Mantan Ketua DPRD Kabupaten Landak periode 2004-2009 Minsen akhirnya mengembalikan mobil dinas KB 2 L kepada sekretariat DPRD Landak.

Selain Minsen, mantan wakil ketua Komisi B DPRD Landak periode 2004-2009 Sumadi Madot juga mengembalikan mobil dinas untuk Komisi B ke sekretariat DPRD Landak.

Menurut Kepala Bagian (Kabag) Umum Sekretariat DPRD Landak Lambertus Benny membenarkan adanya pengembalian mobil dinas tersebut. ”Tanggal 18 Nopember lalu mantan ketua DPRD Landak Minsen sudah mengembalikan mobil dinas yang ia pakai selama ini. Untuk saat ini mobil dinas tersebut sudah dipakai ketua definitif DPRD Landak Heri Saman,” ujar Benny yang ditemui Kamis (19/11) di kantornya.

Selain itu, kata Benny, mobil dinas KB 4 LD yang sebelumnya dipakai ketua sementara DPRD Landak Mohzai kini sudah diserahkan kepada wakil ketua definitif DPRD Landak Markus Amid. Dengan demikian untuk saat ini kendaraan dinas yang dipakai unsur pimpinan DPRD Landak periode 2004-2009 sudah tidak ada masalah lagi.

”Kita berterimakasih karena mobil dinas tersebut sudah dikembalikan. Dulunya ketika mobil dinas itu belum dikembalikan memang ada sedikit perseteruan dalam menyikapi masalah ini. Tapi akhirnya ketentuan yang ada didalam Perda maupun Perbup sudah dilaksanakan,” tutur Benny.

Ia menambahkan, untuk sekarang inipun kendaraan-kendaraan dinas yang dihapuskan bagi Pemkab Landak sudah melalui proses sesuai dengan Perda dan Perbup. Penghapusan tersebut diawali dengan proses pengujian fisik dan kir di Dinas Perhubungan Landak. Kemudian dilanjutkan dengan permohonan untuk diproses ke panitia lelang. ”Demikian juga mobil dinas Komisi B DPRD Landak yang

dipakai mantan wakil ketua Komisi B DPRD Landak periode 2004-2009 Sumadi Madot sudah dikembalikan ke sekretariat DPRD Landak. Untuk sementara ini mobil dinas tersebut digunakan untuk menunjang tugas-tugas di sekretariat DPRD Landak,” jelasnya.

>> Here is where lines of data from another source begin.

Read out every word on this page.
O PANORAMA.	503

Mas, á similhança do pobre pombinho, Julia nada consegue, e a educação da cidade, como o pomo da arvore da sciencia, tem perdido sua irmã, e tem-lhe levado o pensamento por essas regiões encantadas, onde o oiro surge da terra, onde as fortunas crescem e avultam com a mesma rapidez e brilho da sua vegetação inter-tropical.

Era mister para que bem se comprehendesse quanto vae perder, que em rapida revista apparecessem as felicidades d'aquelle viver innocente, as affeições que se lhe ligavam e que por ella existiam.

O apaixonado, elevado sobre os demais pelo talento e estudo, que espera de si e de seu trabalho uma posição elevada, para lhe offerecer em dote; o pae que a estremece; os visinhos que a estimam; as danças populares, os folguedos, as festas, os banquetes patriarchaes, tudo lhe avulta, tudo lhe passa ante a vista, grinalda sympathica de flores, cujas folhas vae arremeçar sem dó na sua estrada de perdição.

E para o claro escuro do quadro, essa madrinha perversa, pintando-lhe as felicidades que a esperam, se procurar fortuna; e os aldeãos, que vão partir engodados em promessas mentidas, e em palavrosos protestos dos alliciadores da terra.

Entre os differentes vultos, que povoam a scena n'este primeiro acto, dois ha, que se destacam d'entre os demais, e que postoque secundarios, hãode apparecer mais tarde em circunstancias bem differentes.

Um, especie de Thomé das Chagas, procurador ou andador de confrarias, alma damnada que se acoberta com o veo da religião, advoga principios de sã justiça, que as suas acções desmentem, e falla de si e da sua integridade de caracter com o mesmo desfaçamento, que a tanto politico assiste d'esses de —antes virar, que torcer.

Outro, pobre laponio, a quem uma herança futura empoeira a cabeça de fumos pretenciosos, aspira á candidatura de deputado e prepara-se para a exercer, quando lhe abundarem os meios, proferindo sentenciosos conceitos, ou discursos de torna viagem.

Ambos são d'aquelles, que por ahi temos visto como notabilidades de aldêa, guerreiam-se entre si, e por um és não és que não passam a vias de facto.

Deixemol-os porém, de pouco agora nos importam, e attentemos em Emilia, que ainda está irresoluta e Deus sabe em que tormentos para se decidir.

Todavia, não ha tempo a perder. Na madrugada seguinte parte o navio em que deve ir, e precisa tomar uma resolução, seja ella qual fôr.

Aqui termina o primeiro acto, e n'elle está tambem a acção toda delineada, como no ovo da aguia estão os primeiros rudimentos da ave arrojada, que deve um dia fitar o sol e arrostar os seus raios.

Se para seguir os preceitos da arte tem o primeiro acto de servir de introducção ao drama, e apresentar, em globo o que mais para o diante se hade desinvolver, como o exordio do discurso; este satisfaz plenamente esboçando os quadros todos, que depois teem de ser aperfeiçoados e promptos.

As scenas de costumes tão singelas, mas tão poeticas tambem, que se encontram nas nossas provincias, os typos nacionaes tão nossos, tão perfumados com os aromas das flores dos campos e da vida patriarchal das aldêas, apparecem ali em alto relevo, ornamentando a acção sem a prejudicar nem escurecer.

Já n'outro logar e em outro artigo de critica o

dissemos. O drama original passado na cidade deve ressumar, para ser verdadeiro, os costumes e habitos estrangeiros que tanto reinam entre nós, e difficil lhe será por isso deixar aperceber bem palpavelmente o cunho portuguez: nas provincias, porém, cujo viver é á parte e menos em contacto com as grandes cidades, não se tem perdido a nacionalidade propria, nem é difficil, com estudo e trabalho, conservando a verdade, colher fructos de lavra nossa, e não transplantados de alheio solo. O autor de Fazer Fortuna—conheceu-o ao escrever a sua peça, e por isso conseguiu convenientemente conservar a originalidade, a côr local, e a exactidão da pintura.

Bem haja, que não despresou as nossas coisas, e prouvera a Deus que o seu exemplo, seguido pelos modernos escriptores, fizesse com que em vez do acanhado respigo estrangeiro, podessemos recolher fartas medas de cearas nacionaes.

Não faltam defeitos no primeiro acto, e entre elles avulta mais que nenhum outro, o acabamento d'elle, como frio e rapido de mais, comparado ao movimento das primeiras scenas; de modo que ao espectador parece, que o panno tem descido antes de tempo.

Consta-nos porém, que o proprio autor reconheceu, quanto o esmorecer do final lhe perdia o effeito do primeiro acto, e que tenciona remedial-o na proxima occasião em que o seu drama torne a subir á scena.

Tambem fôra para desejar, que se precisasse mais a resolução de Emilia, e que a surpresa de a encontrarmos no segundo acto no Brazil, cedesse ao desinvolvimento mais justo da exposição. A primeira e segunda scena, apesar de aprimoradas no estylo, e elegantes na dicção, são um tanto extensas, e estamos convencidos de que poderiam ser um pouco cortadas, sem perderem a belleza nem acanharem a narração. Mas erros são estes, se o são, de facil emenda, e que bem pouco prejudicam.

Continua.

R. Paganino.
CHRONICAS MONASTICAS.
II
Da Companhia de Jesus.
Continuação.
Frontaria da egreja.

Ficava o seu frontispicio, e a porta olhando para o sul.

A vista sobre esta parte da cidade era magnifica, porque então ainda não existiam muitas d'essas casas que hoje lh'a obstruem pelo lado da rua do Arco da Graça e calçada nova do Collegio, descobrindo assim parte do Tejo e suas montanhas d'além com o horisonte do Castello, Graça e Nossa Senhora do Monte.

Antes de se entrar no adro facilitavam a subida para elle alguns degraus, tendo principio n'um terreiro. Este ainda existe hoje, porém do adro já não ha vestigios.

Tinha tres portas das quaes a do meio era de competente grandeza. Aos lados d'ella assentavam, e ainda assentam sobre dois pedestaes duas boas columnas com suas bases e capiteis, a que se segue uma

Ditanya mobil dinas yang saat ini masih dipinjam mantan wakil ketua DPRD Landak periode 2004-2009 Markus Jimi, ia mengatakan mobil dinas tersebut akan melalui proses lelang dan dikembalikan dulu ke Pemkab Landak.

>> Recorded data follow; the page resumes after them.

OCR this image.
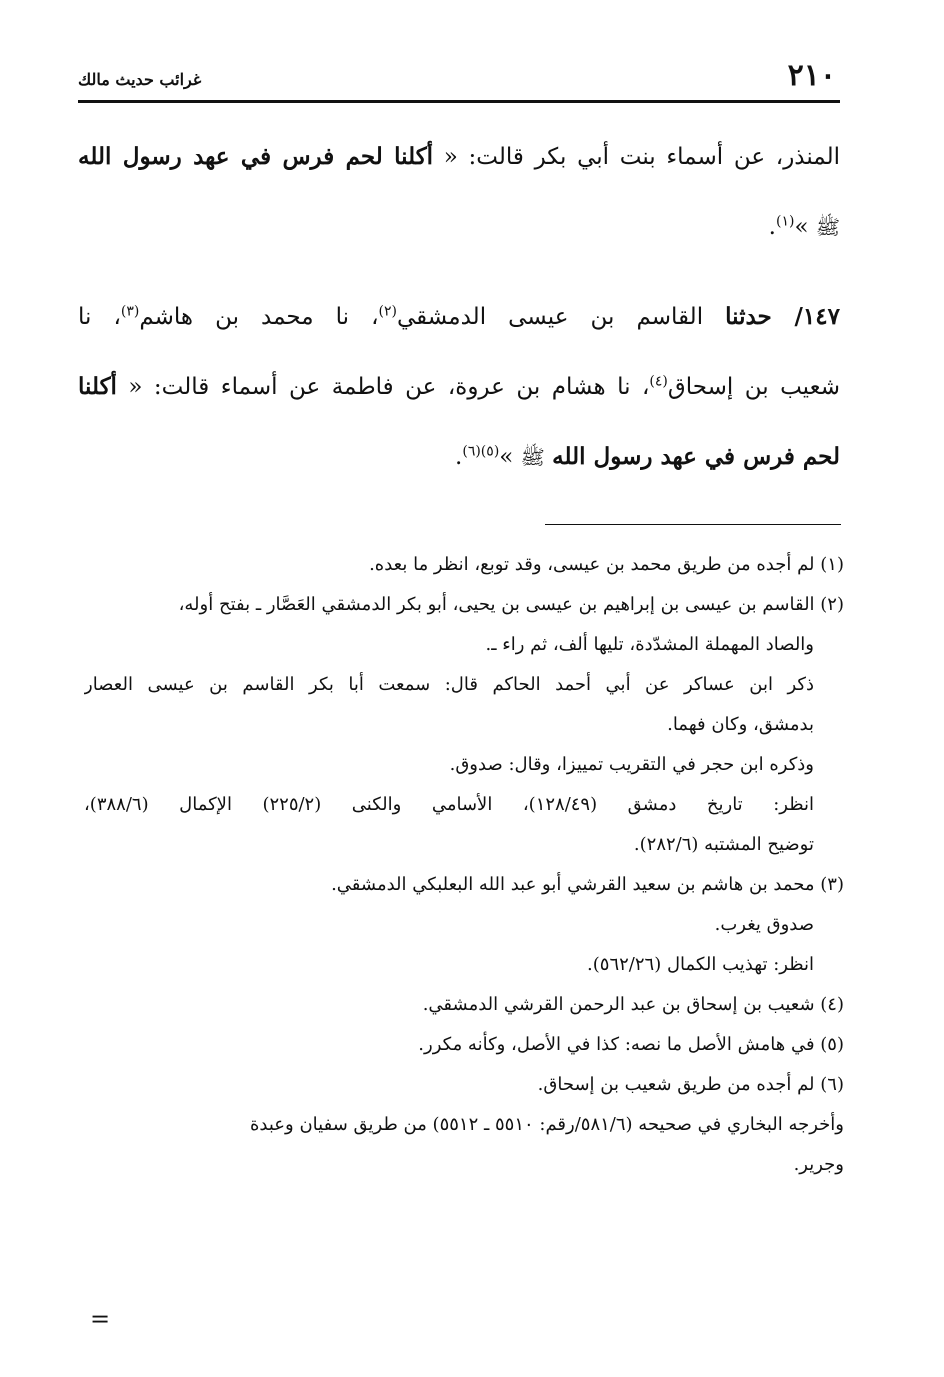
٢١٠
غرائب حديث مالك
المنذر، عن أسماء بنت أبي بكر قالت: « أكلنا لحم فرس في عهد رسول الله
ﷺ »$^{(١)}$.
١٤٧/ حدثنا القاسم بن عيسى الدمشقي$^{(٢)}$، نا محمد بن هاشم$^{(٣)}$، نا
شعيب بن إسحاق$^{(٤)}$، نا هشام بن عروة، عن فاطمة عن أسماء قالت: « أكلنا
لحم فرس في عهد رسول الله ﷺ »$^{(٥)(٦)}$.
(١) لم أجده من طريق محمد بن عيسى، وقد توبع، انظر ما بعده.
(٢) القاسم بن عيسى بن إبراهيم بن عيسى بن يحيى، أبو بكر الدمشقي العَصَّار ـ بفتح أوله،
والصاد المهملة المشدّدة، تليها ألف، ثم راء ـ.
ذكر ابن عساكر عن أبي أحمد الحاكم قال: سمعت أبا بكر القاسم بن عيسى العصار
بدمشق، وكان فهما.
وذكره ابن حجر في التقريب تمييزا، وقال: صدوق.
انظر: تاريخ دمشق (١٢٨/٤٩)، الأسامي والكنى (٢٢٥/٢) الإكمال (٣٨٨/٦)،
توضيح المشتبه (٢٨٢/٦).
(٣) محمد بن هاشم بن سعيد القرشي أبو عبد الله البعلبكي الدمشقي.
صدوق يغرب.
انظر: تهذيب الكمال (٥٦٢/٢٦).
(٤) شعيب بن إسحاق بن عبد الرحمن القرشي الدمشقي.
(٥) في هامش الأصل ما نصه: كذا في الأصل، وكأنه مكرر.
(٦) لم أجده من طريق شعيب بن إسحاق.
وأخرجه البخاري في صحيحه (٥٨١/٦/رقم: ٥٥١٠ ـ ٥٥١٢) من طريق سفيان وعبدة
وجرير.
=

”Jadi semua mobil dinas yang dipakai tiga Komisi di DPRD Landak itu semuanya akan melalui proses lelang yang saat ini masih dalam proses, termasuklah mobil dinas yang sekarang ini dipakai Sekretaris Dewan (Sekwan) DPRD Landak. Mobil dinas itu akan kita ajukan untuk dilelang. Sebab umurnya sudah tua dan melampaui batas yang ditentukan dalam Perda maupun Perbup. Jadi sudah waktunyalah untuk dihapuskan,” jelas Benny.